PLANETA DO FUTEBOL - Um artigo de opinião de Luís Freitas Lobo.
Corpo do artigo
1 A chuva molha a relva e os jogadores mas não molha as táticas. Num jogo disputado em papel quadriculado tático encharcado, a ordem portista na ocupação dos espaços sem bola marcou desde o início a tendência de jogo. Liberdade condicionada (à transição defensiva) para atacar.
Do outro lado, a equação de ter de "atacar mas com cuidado" que, quase sempre, coloca qualquer equipa numa limbo existencial que acaba por medir excessivamente o risco entre ficar e sair.
O Sporting sentiu a obrigação de assumir o jogo (sem perder equilíbrio nesse limbo). O FC Porto sentiu a possibilidade de poder gerir o jogo (garantindo equilíbrios sem bola como princípio).
2 Ver Ugarte é ver hoje, em termos individuais, o crescimento da personalidade com bola do Sporting. Onde existia o "sair a pressionar para roubar" de Palhinha, existe agora o "sair a jogar para construir" que a amplitude periférica com bola de Ugarte dá na metamorfose tático-existencial de n.º 6 para n.º 8 (ultrapassando, muitas vezes, Matheus Nunes nessa posição e espaços de invasão).
Era, porém, pouco para perfurar um meio-campo portista que tem hoje a combinação de cadeado e abre-latas incorporada. Nota-se desde o fechar de Grujic com Vitinha a abrir janelas na transição defesa-ataque para servir uma segunda linha habitada em vagabundagem com critério por Otávio e Fábio Vieira.

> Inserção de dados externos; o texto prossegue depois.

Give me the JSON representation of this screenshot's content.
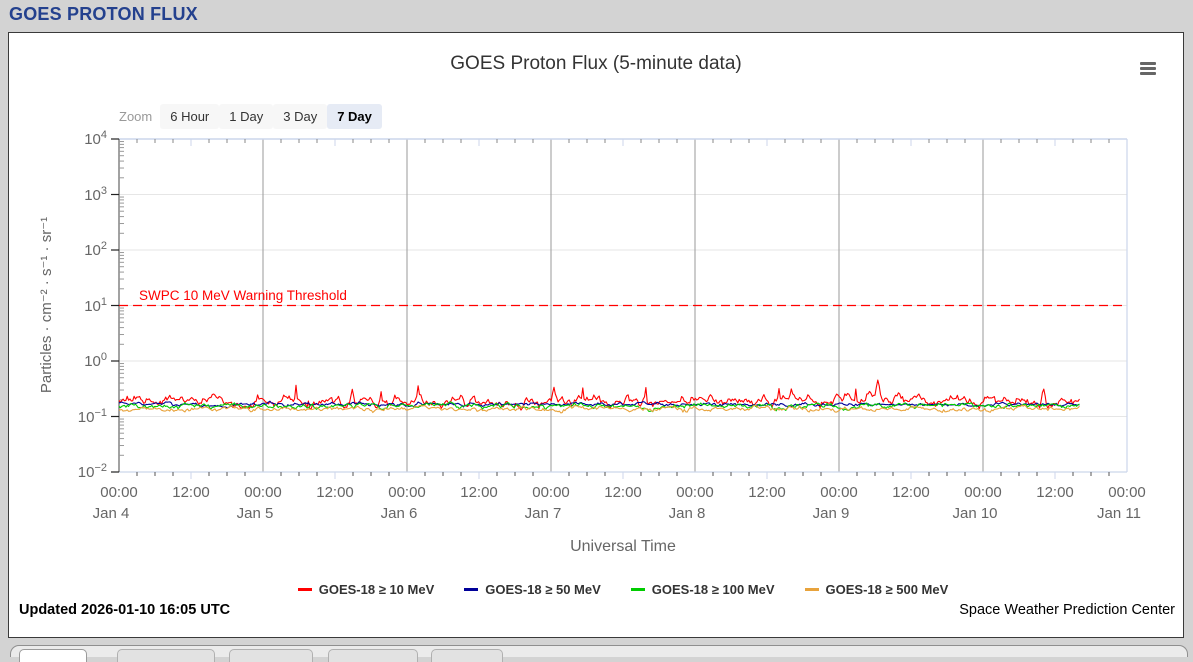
{
  "page": {
    "header_title": "GOES PROTON FLUX"
  },
  "toolbar": {
    "zoom_label": "Zoom",
    "zoom_buttons": [
      {
        "label": "6 Hour",
        "selected": false
      },
      {
        "label": "1 Day",
        "selected": false
      },
      {
        "label": "3 Day",
        "selected": false
      },
      {
        "label": "7 Day",
        "selected": true
      }
    ],
    "menu_icon": "hamburger-menu-icon"
  },
  "chart_data": {
    "type": "line",
    "title": "GOES Proton Flux (5-minute data)",
    "xlabel": "Universal Time",
    "ylabel": "Particles · cm⁻² · s⁻¹ · sr⁻¹",
    "y_scale": "log",
    "ylim": [
      0.01,
      10000
    ],
    "y_ticks": [
      {
        "base": "10",
        "exp": "4"
      },
      {
        "base": "10",
        "exp": "3"
      },
      {
        "base": "10",
        "exp": "2"
      },
      {
        "base": "10",
        "exp": "1"
      },
      {
        "base": "10",
        "exp": "0"
      },
      {
        "base": "10",
        "exp": "−1"
      },
      {
        "base": "10",
        "exp": "−2"
      }
    ],
    "x_dates": [
      "Jan 4",
      "Jan 5",
      "Jan 6",
      "Jan 7",
      "Jan 8",
      "Jan 9",
      "Jan 10",
      "Jan 11"
    ],
    "x_time_labels": {
      "midnight": "00:00",
      "noon": "12:00"
    },
    "grid": {
      "vertical_at": "day boundaries",
      "horizontal_at": "decades",
      "legend_position": "bottom"
    },
    "threshold": {
      "label": "SWPC 10 MeV Warning Threshold",
      "value": 10,
      "color": "#ff0000",
      "style": "dashed"
    },
    "series": [
      {
        "name": "GOES-18 ≥ 10 MeV",
        "color": "#ff0000",
        "approx_baseline": 0.19,
        "noise": 0.17,
        "spikes": [
          {
            "day": 5.27,
            "value": 0.46
          },
          {
            "day": 3.02,
            "value": 0.34
          },
          {
            "day": 6.42,
            "value": 0.33
          },
          {
            "day": 1.62,
            "value": 0.31
          }
        ]
      },
      {
        "name": "GOES-18 ≥ 50 MeV",
        "color": "#000099",
        "approx_baseline": 0.165,
        "noise": 0.06,
        "spikes": []
      },
      {
        "name": "GOES-18 ≥ 100 MeV",
        "color": "#00cc00",
        "approx_baseline": 0.152,
        "noise": 0.08,
        "spikes": []
      },
      {
        "name": "GOES-18 ≥ 500 MeV",
        "color": "#e8a33c",
        "approx_baseline": 0.136,
        "noise": 0.08,
        "spikes": []
      }
    ],
    "x_data_end_day": 6.67
  },
  "footer": {
    "updated": "Updated 2026-01-10 16:05 UTC",
    "credit": "Space Weather Prediction Center"
  }
}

Com o jogo colocado nestes cenários e pensamentos, era como se ambas as equipas (cada qual a partir de local distintos) lhe dessem um nó sem sequer lhe colocar um laço (entenda-se, esta última parte, um rasgo imaginativo dos seus maiores criativos).
3 A melhor forma de segurar um jogo através da recuperação da bola em locais mais avançados (na prática, é a melhor forma de defender através da forma como atacar a... defesa adversária). Esta pode ser uma boa forma de descrever o jogo pressionante-controlador do FC Porto na segunda parte. A capacidade de impedir que o jogo (e o início que o Sporting esboçara) se tornasse numa ameaça para qualquer dos seus jogadores.
Às vezes penso que este tipo de jogos são como toda a pressão duma época condensada em 90 minutos. Isto é, mais do que mostrarem o que as equipas fazem para ganhar um jogo, mostram o que possuem para manter o controlo duma época inteira.
Este FC Porto de Conceição "versão ano V" adquiriu um poder de gestão da sua própria intensidade que antes não tinha. O segredo está na evolução das espécies de jogadores que fazem a expressão do seu jogo. O músculo passou a ser dominado pela técnica (e não o inverso) como princípio de maior respeito pela bola e suas diferentes formas de posse (desde a ofensiva para ganhar o jogo até à controladora para o gerir). Esta meia-final da Taça, de Alvalade ao Dragão, mostrou as duas na sua total dimensão.
O herói mais exótico
Tem um estilo físico encriptado de quase dois metros. Quando surgiu, há três anos, na baliza do Tondela, Babacar Niasse começou por intrigar mas, a cada bola que lhe chegava, o guarda-redes que parecia ir desmontar-se a qualquer movimento, revelava uma agilidade de borracha que levava às defesas mais impossíveis. Transmitia, ao mesmo tempo, uma serenidade imperturbável. A vocação emocional indispensável para ser guarda-redes. Foi o que surgiu na meia-final da Taça. Quando a equipa mais sofria, cresceu ainda mais num penálti defendido elasticamente junto à relva e poste.
Não existe melhor local do que a Taça para este tipo de heróis, únicos e exóticos. O Tondela chega à final ao mesmo tempo que luta pela fuga à descida. Entretanto, Pako Ayestarán que ganhara o primeiro jogo, foi despedido. Tão incompreensível como natural. Uma contradição na qual o futebol, quando se assusta (neste caso, com a descida), cai quase sempre.
Seja, porém, qual for o fim da história, já ninguém tira dela como herói um guarda-redes que parece vindo doutro planeta. Acredito que se a equipa (espírito e jogo) tivesse vivido nele mais vezes ao longo da época teria, talvez, evitado este drama final. Com a mesma serenidade exótica como Niasse está na baliza, homem-borracha com luvas.